In a stratagem every bit as suitable for Wile E. Coyote in one of his attempts to bag the Roadrunner for lunch or an early dinner, Pat Hobby finds a nurse from a nearby medical office, invites her to lunch, in a real sense hoping not only to find out what the boiling water is used for but to glean possibilities for subsequent action in the screenplay. Hobby brings the nurse to the studio, where they sit within range of the Writers' Table. The nurse recognizes and is mesmerized by a number of actors and directors.

Unknown to Hobby, a top-tier screenwriter has orchestrated a remarkable prank in which he, costumed as an extra from an adventure movie, sits at the Writers' Table, refuses to leave when he is told mere extras are not permitted, becomes belligerent, begins waving his Cossack sword. 

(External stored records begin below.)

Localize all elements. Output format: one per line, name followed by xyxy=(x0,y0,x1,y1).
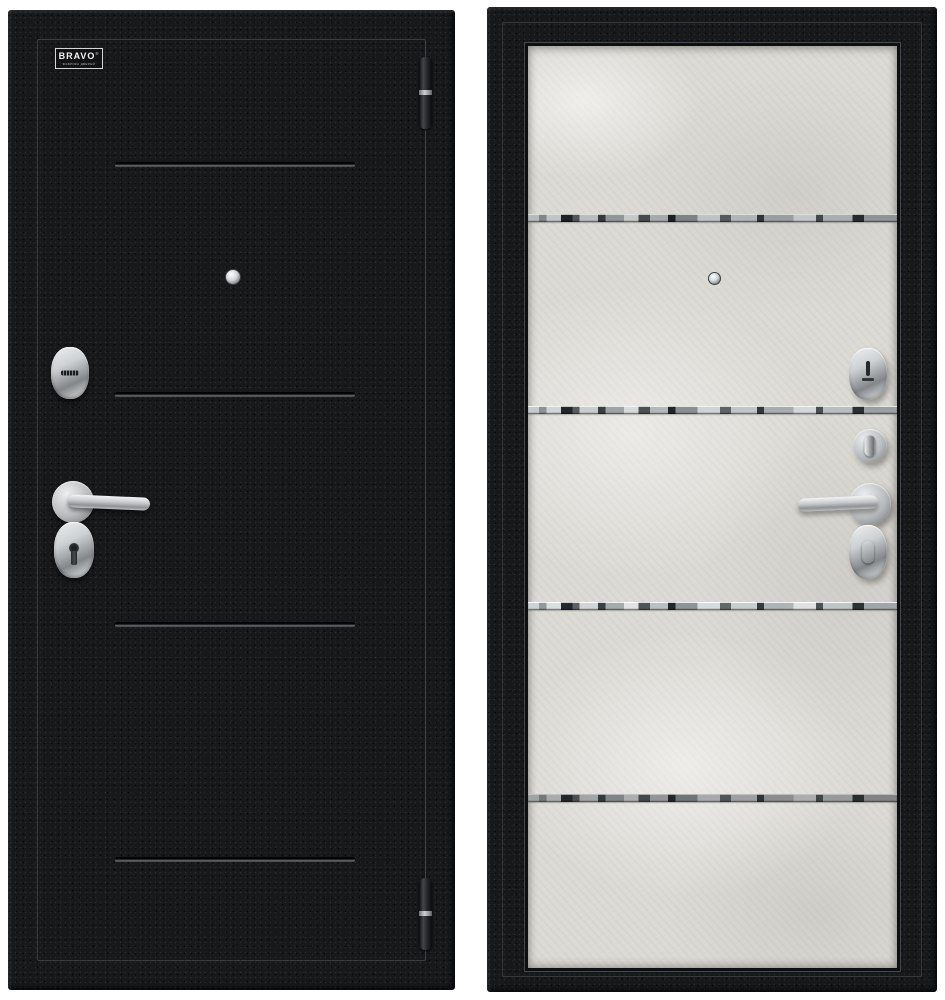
product-image: { "product": { "logo": { "text": "BRAVO"… xyxy=(0,0,945,1000)
bravo-logo: BRAVO® ФАБРИКА ДВЕРЕЙ xyxy=(55,48,103,69)
door-exterior-panel: BRAVO® ФАБРИКА ДВЕРЕЙ xyxy=(8,10,455,990)
mirror-strip xyxy=(528,794,897,802)
groove-line xyxy=(115,392,355,397)
key-slot-icon xyxy=(61,371,79,376)
groove-line xyxy=(115,857,355,862)
slot-escutcheon xyxy=(849,348,887,400)
keyhole-escutcheon xyxy=(54,522,94,578)
thumbturn-cylinder xyxy=(853,429,887,463)
mirror-strip xyxy=(528,602,897,610)
cylinder-escutcheon xyxy=(51,347,89,399)
hinge-band xyxy=(419,90,432,95)
peephole-icon xyxy=(708,272,721,285)
mirror-strip xyxy=(528,214,897,222)
peephole-icon xyxy=(225,269,241,285)
mirror-strip xyxy=(528,406,897,414)
thumbturn-escutcheon xyxy=(849,525,887,579)
door-interior-panel xyxy=(487,7,937,992)
groove-line xyxy=(115,162,355,167)
horizontal-slot-icon xyxy=(862,378,874,381)
logo-text: BRAVO® xyxy=(59,52,100,61)
thumbturn-knob xyxy=(862,541,874,564)
hinge-top xyxy=(419,57,432,129)
thumbturn-knob xyxy=(865,436,876,457)
registered-mark-icon: ® xyxy=(95,51,99,56)
groove-line xyxy=(115,622,355,627)
hinge-bottom xyxy=(419,878,432,950)
vertical-slot-icon xyxy=(866,361,870,376)
logo-subtext: ФАБРИКА ДВЕРЕЙ xyxy=(63,62,96,65)
keyhole-stem xyxy=(71,551,77,565)
hinge-band xyxy=(419,911,432,916)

Hobby sees the prank unfold, but unaware of it being a prank, thinking instead to earn his way back to the Writers' Table, crowns the "extra" with his cafeteria tray, laden with dishes, drawing blood, then learning he has bashed the top-tier screenwriter. Of course the episode is brought around to its farcical origins with the nurse, rushing to attend the prostrate screenwriter, calls forth, "Boil some water--lots of it."

Like a Wile E. Coyote misadventure, Pat Hobby has once again found the humiliation only someone who could want so much to be a part of the Writers' Table status could want, making it ever so much more than a prank gone bad, in the process drawing in a victim of an artificial system. Of course you follow and respect the Wile E. Coyote cartoons and the Pat Hobby stories, not only for their iconic themes but as well for the way Fitzgerald's artistry took him on yet another aspect of his short story vision with this spare, wry style.

The coyote and Hobby are so caught up in the immediacy of their simple, direct quests, the coyote to bring down the Roadrunner, and Hobby, intent on keeping himself on the payroll, that we root for them because we see, beyond their ability to do so, the hopelessness of their goals. We are left thus, our own goals for company. If we are silent for a few moments, we can hear them, dictating notes of desperation to us, asking us, please, a little help for a friend.Please.